The whole need for redefinition of education in developing world is an important discussion. The need for a dramatic change is crucial. Education in most of developing countries, Tanzania in particular has not been reliably preparing youth for a positive life transformations, that’s why we see a high graduate unemployment in the country. Graduates are uncritical, even the best graduates who scores very handsome grades cannot real transform their lives, the lives of their families even communities. The community now than ever before requires that education prepares youth for poverty reduction and better livelihood for the whole society and not to an individual who has just attained a good degree.

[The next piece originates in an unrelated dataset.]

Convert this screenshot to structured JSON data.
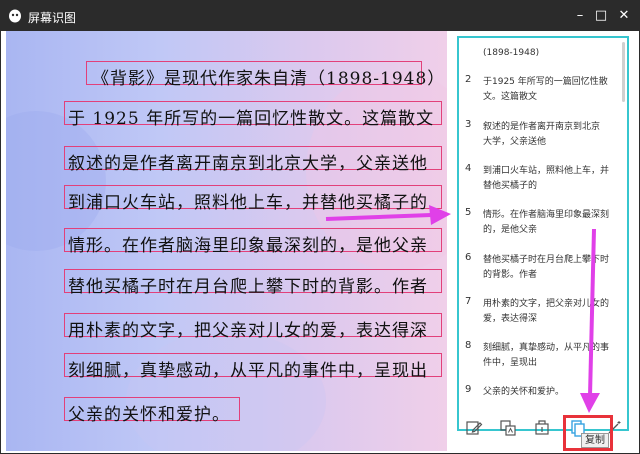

Countries such as Ghanaian and other African governments took on at independence – to provide quality education to all children, linked to future livelihoods – was brave and massively ambitious. This country has gone from 7% enrolment rates in sub-Saharan Africa at independence to 80% or more today. But finding jobs after school life is proving to be a problem.

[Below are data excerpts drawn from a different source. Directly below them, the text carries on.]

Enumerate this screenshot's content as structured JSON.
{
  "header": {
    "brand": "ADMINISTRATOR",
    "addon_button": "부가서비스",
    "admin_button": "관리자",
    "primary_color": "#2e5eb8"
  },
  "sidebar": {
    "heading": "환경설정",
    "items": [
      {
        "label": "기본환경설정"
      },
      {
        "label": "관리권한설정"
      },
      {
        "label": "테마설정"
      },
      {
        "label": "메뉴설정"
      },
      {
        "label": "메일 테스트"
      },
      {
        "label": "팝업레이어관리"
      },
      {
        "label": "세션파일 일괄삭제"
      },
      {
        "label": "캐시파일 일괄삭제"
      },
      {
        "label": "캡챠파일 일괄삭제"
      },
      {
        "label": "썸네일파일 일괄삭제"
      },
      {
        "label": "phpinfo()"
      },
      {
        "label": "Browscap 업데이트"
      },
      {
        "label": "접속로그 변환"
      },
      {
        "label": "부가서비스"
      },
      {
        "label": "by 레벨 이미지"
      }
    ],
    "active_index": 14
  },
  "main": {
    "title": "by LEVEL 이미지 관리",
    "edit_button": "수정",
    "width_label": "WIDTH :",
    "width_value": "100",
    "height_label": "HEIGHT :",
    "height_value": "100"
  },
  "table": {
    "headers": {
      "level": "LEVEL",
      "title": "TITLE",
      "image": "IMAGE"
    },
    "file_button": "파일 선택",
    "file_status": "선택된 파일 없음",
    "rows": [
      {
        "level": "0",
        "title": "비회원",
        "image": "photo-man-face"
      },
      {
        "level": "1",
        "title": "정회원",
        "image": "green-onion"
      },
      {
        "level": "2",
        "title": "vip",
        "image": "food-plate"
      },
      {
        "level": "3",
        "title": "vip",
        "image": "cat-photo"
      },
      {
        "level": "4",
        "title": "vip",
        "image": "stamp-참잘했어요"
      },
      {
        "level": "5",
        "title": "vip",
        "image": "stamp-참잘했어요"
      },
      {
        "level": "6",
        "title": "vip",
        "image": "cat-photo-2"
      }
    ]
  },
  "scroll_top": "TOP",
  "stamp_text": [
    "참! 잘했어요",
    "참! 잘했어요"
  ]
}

“School for life” makes sense, but let’s make sure the conversation includes visions of “life” that are shared by those in all the “worlds,” rather than imposed on them from the first world.
Education in developing countries should have a very strong vocational component at the high school level. Even in America, youth are most concerned about “how to make a living in a meaningful job.” Each country is so different. The “school for life” is valid, but must also be dedicated to what type of employment can be gained after schooling.
However, purpose of education, particularly early in life, is the development of character and ethical behaviour. One institution which has successfully integrated such ideas into its educational model at university level, namely Ashesi University College in Ghana (ashesi.edu.gh or ashesi.org). Its founder and president, Dr. Patrick Awuah, has done a marvelous job in developing a curriculum that combines business and technology programs with a rigorous liberal arts core, preparing students who are committed to becoming the ethical leaders (with emphasis on the word “ethical”) of a new generation in Africa.
The Teach children build India foundation is about 300 very disadvantaged poor tribal children in remote villages in Keonjhar District of india for last 5 years near their homes in groups of 25 children by 25 voluntary teachers . It includes great positive changes in these children. Their mission is to groom them up to employable level and also; make them worthy citizens of India with good character. The present western pattern of education will not prepare the children for a fruitful employment and a good living. In these parts of the world drastic change has to come in the syllabus & pattern of studies right from primary school level.
I am learning & I appreciate your ideas which needs lots of refining before we can implement. The biggest problem will be the orthodox mindset of Govt in less developed countries to adopt such a change but we have to bring in the change.